We discuss two main findings: groups of humans who perform significantly worse than a state-of-the-art AI can significantly outperform it if their judgements are aggregated by majority voting (in concordance with the first part of the Kasparov's law); small ensembles of significantly weaker readers can significantly outperform teams of stronger readers, supported by the same computational tool, when the judgments of the former ones are combined within "fit-for-use" protocols (in concordance with the second part of the Kasparov's law).
Our study shows that good interaction protocols can guarantee improved decision performance that easily surpasses the performance of individual agents, even of realistic super-human AI systems. This finding highlights the importance of focusing on how to guarantee better co-operation within human-AI teams, so to enable safer and more human sustainable care practices.

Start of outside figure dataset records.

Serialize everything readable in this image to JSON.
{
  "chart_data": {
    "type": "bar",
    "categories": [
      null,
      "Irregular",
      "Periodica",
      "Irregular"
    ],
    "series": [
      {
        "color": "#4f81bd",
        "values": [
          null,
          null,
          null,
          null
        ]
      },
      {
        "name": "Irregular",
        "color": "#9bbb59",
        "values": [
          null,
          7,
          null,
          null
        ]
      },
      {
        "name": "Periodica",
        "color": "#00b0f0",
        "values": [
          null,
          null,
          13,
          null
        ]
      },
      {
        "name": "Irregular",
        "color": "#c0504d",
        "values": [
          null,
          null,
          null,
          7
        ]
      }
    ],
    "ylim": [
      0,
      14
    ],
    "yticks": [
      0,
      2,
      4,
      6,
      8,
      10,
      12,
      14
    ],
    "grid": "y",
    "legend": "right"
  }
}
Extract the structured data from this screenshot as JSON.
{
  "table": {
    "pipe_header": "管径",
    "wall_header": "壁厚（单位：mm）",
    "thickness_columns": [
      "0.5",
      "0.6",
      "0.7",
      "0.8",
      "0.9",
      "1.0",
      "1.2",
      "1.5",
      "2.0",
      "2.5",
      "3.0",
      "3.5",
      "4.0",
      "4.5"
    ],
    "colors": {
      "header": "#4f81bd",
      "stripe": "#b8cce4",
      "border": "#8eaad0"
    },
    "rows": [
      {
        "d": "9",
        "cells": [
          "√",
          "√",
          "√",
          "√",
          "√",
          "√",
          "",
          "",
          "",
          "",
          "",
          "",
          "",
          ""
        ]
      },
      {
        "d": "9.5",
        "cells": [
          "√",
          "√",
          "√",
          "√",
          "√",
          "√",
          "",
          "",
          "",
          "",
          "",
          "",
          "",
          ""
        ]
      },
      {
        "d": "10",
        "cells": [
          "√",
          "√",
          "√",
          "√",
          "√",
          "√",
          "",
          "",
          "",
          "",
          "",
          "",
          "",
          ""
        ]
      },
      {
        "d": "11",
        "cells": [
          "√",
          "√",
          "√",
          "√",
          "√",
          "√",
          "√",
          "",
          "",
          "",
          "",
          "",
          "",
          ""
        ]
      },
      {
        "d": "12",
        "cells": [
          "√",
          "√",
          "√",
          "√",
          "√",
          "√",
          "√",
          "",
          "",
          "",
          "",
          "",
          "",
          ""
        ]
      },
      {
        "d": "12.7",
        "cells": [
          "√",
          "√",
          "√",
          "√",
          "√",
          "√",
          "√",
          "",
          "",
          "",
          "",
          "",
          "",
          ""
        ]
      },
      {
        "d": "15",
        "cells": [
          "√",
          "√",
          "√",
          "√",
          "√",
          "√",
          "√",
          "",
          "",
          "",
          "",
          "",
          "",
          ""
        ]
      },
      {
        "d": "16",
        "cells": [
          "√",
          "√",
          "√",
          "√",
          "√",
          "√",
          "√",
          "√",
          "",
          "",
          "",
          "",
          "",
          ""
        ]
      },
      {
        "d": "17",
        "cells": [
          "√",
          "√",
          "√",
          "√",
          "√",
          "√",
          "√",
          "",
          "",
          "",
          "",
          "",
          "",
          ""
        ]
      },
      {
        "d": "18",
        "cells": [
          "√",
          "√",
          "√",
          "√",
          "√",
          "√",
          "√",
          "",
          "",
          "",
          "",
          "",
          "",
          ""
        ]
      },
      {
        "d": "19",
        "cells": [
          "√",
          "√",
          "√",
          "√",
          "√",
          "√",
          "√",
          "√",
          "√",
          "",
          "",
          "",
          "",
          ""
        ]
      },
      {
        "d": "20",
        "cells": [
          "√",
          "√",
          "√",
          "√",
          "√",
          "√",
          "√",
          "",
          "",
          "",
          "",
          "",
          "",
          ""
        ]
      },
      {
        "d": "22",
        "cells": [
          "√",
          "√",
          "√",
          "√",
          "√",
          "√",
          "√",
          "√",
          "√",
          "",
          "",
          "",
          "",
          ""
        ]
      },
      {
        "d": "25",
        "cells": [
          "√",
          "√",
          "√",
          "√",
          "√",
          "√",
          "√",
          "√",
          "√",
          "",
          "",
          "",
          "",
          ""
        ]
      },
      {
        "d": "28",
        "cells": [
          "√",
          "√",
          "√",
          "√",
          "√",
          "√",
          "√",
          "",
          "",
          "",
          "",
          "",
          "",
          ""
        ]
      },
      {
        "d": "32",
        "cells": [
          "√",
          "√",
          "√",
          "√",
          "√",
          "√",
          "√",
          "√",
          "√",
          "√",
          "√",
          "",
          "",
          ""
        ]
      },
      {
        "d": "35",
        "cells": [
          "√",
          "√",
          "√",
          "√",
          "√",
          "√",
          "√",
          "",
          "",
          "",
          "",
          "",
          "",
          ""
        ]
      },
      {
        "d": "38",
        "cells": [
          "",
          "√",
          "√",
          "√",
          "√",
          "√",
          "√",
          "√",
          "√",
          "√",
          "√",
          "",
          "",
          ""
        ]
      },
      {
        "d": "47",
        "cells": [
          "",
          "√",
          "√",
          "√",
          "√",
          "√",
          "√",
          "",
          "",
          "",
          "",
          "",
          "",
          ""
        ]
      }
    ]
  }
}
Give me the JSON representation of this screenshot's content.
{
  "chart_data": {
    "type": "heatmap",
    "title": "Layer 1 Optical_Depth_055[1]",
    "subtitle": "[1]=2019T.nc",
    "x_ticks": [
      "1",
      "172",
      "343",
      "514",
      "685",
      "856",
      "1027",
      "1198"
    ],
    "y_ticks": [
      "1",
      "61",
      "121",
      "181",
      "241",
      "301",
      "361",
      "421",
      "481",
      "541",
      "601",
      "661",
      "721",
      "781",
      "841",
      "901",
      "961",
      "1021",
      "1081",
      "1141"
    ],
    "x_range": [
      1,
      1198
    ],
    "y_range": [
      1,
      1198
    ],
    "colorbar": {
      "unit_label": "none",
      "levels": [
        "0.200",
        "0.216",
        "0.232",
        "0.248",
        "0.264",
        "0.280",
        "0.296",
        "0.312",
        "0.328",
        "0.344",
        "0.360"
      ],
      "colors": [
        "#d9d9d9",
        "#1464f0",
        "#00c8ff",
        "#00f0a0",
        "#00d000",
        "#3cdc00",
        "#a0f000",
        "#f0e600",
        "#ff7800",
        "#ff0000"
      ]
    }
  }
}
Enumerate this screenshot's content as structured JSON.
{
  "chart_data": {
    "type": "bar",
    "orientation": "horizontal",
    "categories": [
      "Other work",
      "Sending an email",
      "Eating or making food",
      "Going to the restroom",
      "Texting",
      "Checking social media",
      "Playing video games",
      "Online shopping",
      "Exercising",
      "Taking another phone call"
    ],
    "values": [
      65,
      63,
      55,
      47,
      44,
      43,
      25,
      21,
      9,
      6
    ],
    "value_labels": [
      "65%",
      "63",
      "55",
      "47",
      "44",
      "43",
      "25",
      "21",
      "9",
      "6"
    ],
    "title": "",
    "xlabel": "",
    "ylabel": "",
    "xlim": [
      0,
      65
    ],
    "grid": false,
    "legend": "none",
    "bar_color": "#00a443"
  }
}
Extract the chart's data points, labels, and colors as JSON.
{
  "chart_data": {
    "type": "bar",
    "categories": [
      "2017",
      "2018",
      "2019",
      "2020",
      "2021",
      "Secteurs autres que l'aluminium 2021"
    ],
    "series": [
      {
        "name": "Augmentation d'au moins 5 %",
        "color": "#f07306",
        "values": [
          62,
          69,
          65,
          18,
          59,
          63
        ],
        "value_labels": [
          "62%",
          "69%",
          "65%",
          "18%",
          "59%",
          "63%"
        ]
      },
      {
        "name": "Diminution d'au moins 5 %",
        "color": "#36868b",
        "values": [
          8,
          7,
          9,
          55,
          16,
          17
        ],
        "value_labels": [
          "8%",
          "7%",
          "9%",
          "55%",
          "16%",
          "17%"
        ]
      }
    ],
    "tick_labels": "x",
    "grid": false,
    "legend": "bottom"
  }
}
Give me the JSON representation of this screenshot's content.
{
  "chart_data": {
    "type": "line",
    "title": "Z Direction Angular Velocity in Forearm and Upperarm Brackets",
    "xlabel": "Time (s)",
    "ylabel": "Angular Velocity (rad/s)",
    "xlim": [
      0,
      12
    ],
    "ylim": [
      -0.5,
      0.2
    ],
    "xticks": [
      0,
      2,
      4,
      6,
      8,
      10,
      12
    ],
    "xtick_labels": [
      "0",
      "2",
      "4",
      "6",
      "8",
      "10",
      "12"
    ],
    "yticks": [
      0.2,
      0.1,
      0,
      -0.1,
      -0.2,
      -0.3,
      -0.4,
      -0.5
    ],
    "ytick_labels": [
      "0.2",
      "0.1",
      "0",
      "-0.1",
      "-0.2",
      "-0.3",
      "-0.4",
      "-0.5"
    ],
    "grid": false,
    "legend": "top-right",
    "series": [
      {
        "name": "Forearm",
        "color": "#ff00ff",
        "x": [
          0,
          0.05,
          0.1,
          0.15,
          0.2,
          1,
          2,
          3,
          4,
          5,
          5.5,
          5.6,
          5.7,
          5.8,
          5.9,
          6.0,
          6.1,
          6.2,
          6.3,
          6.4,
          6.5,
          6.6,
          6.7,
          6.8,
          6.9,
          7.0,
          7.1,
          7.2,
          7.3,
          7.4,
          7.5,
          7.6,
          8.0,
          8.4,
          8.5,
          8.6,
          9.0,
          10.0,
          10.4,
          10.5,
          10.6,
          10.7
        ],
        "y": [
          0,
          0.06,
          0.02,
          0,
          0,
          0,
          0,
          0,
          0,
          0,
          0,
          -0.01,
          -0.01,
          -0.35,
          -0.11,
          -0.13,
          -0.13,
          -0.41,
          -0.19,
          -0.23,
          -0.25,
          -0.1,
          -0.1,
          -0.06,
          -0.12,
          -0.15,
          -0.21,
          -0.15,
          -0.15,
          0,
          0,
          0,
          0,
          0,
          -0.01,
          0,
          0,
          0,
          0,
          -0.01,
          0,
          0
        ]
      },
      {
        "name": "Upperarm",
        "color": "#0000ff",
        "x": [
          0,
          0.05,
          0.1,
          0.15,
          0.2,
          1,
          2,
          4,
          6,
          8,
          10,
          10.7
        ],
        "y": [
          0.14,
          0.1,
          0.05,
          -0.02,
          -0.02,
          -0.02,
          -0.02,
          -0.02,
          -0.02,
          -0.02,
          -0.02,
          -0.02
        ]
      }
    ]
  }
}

近期,人工智能融入医疗实践备受推崇,因其有望提高这些实践的效率和效果。尽管如此,到目前为止,几乎没有研究旨在了解协作任务中最佳的人机交互协议,即使在当前更可行的场景中,如独立双读筛查任务。
为此,我们报告了一项回顾性病例对照研究,该研究涉及12名获得董事会认证的放射科医生,通过磁共振成像检测膝关节病变,我们在8种双读协议中模拟了两种深度学习模型与人类的序列组合。受所谓的卡斯帕罗夫定律启发,我们研究人与人工智能模型的组合是否能比单独的人工智能模型取得更好的性能,以及能力较弱的阅片者在适用的交互协议支持下是否能超越能力较强的阅片者。
我们讨论了两个主要发现:表现明显不如先进人工智能的人类群体,如果通过多数投票汇总他们的判断(与卡斯帕罗夫定律的第一部分一致),其表现会显著优于该人工智能;在“适用”协议内组合能力明显较弱的阅片者的判断时,由相同计算工具支持的能力较弱的阅片者小团队能显著超越能力较强的阅片者团队(与卡斯帕罗夫定律的第二部分一致)。
我们的研究表明,良好的交互协议可以保证决策性能的提升,轻松超越个体智能体的性能,甚至是现实中的超人类人工智能系统。这一发现凸显了关注如何在人机团队中保证更好合作的重要性,以便实现更安全、更具人文可持续性的医疗实践。